Despite being highly pathogenic, no prophylactic or therapeutic intervention is available against NiV. The supportive treatment consists of anticonvulsants is the mainstay for NiV infected patients (Ang et al., 2018). The efficacy of Ribavirin has also been evaluated against NiV infection. During the Malaysian outbreak, Ribavirin treatment resulted in a reduction of mortality rate to 32% compared to 54% in the control group (Chong et al., 2001). However, the later studies have reported that the Ribavirin alone or in combination with Chloroquine was ineffective for the survival of NiV infected hamsters (Georges-Courbot et al., 2006; Freiberg et al., 2010). Till now, various studies have been performed on the live virus as well on reporter assay systems. Around 19 compounds have been identified with EC50 or IC50 of >1μM against live NiV (Aljofan et al., 2009a,b, 2010; Freiberg et al., 2010; Lo et al., 2014, 2017, 2018a). A recent study by Dawes et al. have shown the antiviral effect of Favipiravir against live NiV Bangladesh and Malaysian isolates with EC50 of 14.8 and 44.8 μM, respectively (Dawes et al., 2018). Moreover, their in-vivo studies on hamsters have shown 100% survival rates.

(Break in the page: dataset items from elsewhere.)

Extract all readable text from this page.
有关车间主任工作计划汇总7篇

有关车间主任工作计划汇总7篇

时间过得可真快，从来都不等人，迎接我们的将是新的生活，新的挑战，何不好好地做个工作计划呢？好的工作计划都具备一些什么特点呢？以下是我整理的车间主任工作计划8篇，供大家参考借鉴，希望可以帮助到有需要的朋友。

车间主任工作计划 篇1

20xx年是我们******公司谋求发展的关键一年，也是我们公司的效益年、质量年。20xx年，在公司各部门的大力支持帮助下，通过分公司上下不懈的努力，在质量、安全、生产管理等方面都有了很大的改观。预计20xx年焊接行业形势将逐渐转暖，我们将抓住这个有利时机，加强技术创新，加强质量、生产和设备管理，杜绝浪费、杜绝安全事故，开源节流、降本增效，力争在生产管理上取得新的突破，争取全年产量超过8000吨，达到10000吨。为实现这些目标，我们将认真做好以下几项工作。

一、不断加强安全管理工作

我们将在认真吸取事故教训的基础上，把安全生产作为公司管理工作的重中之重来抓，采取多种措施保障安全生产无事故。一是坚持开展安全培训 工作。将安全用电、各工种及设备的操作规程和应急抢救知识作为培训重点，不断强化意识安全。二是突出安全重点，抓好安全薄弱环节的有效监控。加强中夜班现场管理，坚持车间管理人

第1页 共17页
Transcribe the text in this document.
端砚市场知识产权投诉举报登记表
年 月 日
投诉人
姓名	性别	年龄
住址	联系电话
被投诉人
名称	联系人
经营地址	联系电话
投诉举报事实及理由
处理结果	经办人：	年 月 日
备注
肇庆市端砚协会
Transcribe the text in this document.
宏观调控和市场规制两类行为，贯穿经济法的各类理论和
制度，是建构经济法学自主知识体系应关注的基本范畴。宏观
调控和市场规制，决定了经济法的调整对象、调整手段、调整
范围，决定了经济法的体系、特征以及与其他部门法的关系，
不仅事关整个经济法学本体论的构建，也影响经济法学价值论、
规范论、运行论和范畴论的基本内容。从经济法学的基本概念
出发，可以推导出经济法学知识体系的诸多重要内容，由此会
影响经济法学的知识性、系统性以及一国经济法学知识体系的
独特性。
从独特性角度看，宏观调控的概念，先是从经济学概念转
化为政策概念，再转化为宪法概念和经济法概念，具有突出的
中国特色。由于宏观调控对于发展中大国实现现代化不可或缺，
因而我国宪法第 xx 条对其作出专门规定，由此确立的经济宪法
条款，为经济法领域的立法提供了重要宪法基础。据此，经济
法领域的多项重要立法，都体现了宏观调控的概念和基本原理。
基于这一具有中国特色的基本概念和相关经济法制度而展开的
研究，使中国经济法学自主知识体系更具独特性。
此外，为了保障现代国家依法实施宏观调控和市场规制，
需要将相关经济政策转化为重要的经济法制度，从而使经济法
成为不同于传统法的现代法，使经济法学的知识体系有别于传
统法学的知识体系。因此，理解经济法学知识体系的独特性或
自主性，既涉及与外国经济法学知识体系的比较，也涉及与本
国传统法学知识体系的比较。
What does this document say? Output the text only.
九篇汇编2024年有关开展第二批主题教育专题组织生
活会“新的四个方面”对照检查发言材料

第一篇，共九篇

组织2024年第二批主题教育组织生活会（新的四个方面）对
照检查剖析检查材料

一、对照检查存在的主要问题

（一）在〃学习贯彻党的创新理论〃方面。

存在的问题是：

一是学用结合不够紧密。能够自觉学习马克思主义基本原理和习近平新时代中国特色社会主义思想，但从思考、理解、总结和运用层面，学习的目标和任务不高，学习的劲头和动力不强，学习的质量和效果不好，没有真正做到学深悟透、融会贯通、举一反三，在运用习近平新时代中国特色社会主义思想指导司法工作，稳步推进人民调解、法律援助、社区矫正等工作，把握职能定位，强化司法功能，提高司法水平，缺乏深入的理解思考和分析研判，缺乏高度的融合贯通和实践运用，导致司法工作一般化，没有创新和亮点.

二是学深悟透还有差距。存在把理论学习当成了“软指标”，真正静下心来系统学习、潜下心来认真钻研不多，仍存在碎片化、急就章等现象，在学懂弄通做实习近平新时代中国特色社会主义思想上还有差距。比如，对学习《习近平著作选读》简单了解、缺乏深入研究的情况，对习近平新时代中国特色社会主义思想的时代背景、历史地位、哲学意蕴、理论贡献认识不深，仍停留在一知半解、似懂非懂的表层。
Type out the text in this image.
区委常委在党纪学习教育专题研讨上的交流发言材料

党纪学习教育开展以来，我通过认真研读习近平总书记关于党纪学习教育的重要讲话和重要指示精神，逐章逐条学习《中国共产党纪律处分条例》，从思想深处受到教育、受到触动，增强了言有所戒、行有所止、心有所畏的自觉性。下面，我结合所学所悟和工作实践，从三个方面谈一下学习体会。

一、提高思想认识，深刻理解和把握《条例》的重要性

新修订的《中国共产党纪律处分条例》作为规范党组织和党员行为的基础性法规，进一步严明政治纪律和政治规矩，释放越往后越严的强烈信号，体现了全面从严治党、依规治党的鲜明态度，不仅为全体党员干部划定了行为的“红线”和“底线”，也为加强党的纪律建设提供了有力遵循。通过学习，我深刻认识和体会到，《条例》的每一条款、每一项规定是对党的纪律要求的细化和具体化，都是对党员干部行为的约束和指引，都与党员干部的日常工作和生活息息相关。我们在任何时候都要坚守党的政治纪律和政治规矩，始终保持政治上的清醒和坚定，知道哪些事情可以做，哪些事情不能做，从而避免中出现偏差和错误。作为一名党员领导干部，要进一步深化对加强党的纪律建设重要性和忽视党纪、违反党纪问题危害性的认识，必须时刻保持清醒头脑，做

However, there is still not any therapeutic modality available for NiV infection and not a single drug is under clinical trial against NiV. Thus, there is a need for the identification of other putative compounds or drugs against NiV. But owing to the biosafety level 4 (BSL-4) pathogen, limited studies could be conducted on the live NiV. Therefore, a wide range of compounds remains unexplored. Thus, there is a need for a computational tool that can identify the unexplored putative inhibitor against NiV.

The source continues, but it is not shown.